WWI Film Review – Beneath Hill 60 (2010)

Beneath Hill 60 is a 2010 war film by Australian director Jeremy Sims. I have had this DVD in my tub of “to-watch” films for some time, and how happy I am now that I finally gave it a screening – it was a good one. I pulled it out as a possible curriculum supplement for my kids who are learning about the Great War, hoping I could find some scenes of the nature of infantry warfare in WWI. It is a suitable film for my kids. It is a gritty film, it is a well produced film.

The story follows Australian Oliver Woodward (Brendan Cowell), a miner, into the depths of the Western Front. Arriving to participate in the Messines Ridge battles, a series of battles around Ypres in Belgium, Woodward is confronted with the ugly reality of a world of mud and death. The constant sound of war, the constant rain, the constant maiming and death, are here in deed. Woodward has been enlisted to help form a special tunneling unit with the idea of mining underneath key German positions, then blowing them up. But the battle hardened Commonwealth forces are skeptical of such tactics. Undeterred, Woodward takes on the task of mobilizing the right men and gaining the trust of the grizzled vets, while planning and executing one of the greatest demolition projects of any war. They needed to remove a hill full of Germans from beneath, and we get to come along.

Based in real history, the mining of Hill 60 facilitated the placing of 91,000 pounds of explosives deep under the enemy, and resulted in a crater still visible today. The story is told with great cinematic skill. I really enjoyed the whole production from beginning to end.

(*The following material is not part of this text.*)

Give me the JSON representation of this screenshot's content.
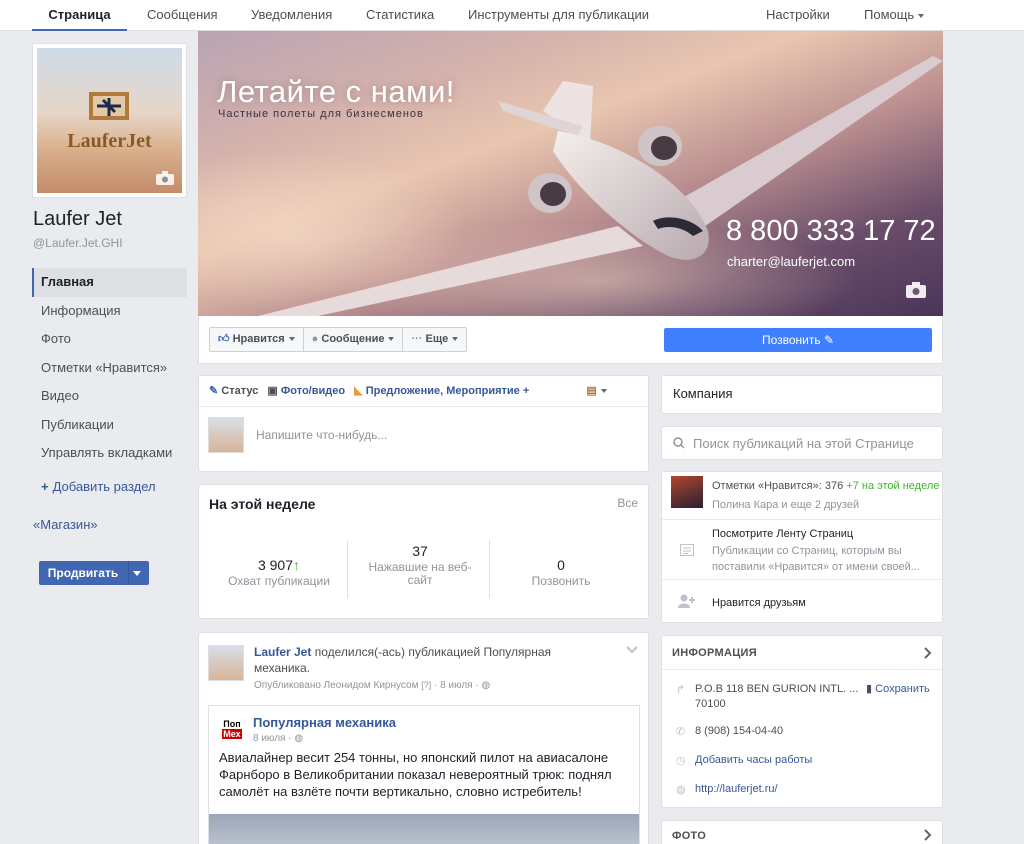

This is a visual film. With the scenes brilliantly framed and beautifully lit, the creative vision of the director is clearly top-notch. Underground scenes are claustrophobic and humid, the trenches are filthy and miserable. The detailed wear and tear on men and uniforms captures the feel of the war well. The drama was tense, especially the scenes of listening for the enemy’s counter-mining operations. It had the feel of a submarine film with the sonar man listening intently through his headphones, sitting on pins and needles all the while. You expected the enemy to burst through the clay at any second. I appreciated the skillful use of tension.

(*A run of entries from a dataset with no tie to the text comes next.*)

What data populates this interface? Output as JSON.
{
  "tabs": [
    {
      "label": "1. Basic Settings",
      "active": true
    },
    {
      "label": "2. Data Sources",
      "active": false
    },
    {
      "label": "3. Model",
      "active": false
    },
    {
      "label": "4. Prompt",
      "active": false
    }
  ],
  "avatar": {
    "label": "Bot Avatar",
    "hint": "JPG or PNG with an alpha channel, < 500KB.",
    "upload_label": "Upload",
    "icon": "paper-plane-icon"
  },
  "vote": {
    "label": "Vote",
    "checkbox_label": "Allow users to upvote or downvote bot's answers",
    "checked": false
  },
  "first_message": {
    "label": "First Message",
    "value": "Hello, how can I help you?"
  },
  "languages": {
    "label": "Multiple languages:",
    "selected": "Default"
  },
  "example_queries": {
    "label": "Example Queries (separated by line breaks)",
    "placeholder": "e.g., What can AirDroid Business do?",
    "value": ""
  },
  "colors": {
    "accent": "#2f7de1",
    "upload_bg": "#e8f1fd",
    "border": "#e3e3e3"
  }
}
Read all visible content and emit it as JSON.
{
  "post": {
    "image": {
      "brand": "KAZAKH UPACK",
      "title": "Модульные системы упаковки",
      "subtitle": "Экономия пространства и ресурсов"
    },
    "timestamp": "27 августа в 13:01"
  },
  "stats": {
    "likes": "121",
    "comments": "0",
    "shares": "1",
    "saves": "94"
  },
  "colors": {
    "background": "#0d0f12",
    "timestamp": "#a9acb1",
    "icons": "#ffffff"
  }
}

There is a love story in this film as well, and all good men ought to appreciate that. The problem is, she’s nearly ten years younger than Woodward. Woodward (Brendan Cowell) looks much older than the mid-twenty-something he is supposed to be, so the age-gap is visually a bit more jarring than it could have been. However, the interactions between these two and her parents is refreshing to see. This saved what could have been a rather pervy situation and brought in a welcomed feel of wholesomeness.

The story is based on a true memoire, and that makes it all the more enjoyable. Here is a real hero depicted well. I give it an A. There is mild foul language. While accurate, I believe films could be more broadly appreciated and widely viewed without descending to vulgarity. There is, thankfully, the wise and mature refraining from nudity, which is the hallmark of simplistic and amateurish attempts at some notion of artistry. Gore is there a bit, but its the hard, harsh, gritty life in the misery of trench stalemate that gives this film a hard edge.

This is a worthy film that should make Australians proud.